Smith adds that Disney has already begun reworking event spaces to host teams and that an NBA source said that it being on private property, which is easily controllable from a security and safety standpoint, is appealing to the league.

The NBA has also considered Las Vegas as a location to host teams for a restart. The potential to use Walt Disney World as a staging area for team hotels and games is made easy because ESPN, which Disney owns, already has relationships with the NBA.

The league began allowing teams to reopen practice facilities on May 8, given they met the safety guidelines in their corresponding state for the COVID-19 pandemic. There are still no group or team workouts.

A league bubble in Orlando or multiple cities means the Phoenix Suns’ potential of playing games at their temporary home, Arizona Veterans Memorial Coliseum, could be in doubt.

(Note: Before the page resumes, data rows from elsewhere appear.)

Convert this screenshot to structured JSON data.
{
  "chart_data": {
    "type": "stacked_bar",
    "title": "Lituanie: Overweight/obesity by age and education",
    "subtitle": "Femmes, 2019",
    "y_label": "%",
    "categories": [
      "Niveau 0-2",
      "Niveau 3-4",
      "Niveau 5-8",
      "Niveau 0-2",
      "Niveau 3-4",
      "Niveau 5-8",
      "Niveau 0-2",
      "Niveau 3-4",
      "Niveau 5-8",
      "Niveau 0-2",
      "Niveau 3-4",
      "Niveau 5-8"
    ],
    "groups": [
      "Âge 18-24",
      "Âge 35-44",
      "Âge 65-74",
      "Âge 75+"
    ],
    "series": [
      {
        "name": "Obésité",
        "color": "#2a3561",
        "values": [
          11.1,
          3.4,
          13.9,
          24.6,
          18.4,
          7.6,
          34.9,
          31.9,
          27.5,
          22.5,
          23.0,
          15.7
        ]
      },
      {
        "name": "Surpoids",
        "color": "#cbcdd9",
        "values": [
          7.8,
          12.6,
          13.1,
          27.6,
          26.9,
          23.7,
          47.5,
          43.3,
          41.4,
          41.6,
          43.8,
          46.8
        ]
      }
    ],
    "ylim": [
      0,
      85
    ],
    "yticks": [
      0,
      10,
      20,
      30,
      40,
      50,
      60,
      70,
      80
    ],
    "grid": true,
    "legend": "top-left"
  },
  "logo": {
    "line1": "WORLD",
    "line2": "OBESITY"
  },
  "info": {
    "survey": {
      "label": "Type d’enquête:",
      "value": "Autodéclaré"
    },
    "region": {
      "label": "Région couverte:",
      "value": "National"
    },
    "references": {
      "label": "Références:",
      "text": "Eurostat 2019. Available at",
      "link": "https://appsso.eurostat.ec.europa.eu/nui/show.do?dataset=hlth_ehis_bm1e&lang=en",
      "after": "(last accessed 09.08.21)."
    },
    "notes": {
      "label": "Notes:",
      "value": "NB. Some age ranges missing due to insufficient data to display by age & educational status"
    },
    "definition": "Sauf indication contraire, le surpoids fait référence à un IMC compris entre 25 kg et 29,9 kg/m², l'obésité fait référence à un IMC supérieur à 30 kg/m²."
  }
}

The Suns have begun participating in limited voluntary workouts at the Coliseum, the team confirmed on Monday.

The Coliseum is where the Suns must practice as they continue $230 million renovations on Talking Stick Resort Arena and wait until their new practice facility on 44th Street and Camelback Road is constructed.

Phoenix players are currently working out in a one-player, one-staff member fashion because of the precautions in place to prevent the spread of the virus.

The team has placed its court in the Coliseum, the franchise’s original arena from 1968-1992, and had prepared to resume the regular season in its old home if the NBA allows teams to play on their home courts. That’s assuming the regular season resumes and the league does not jump straight into a postseason.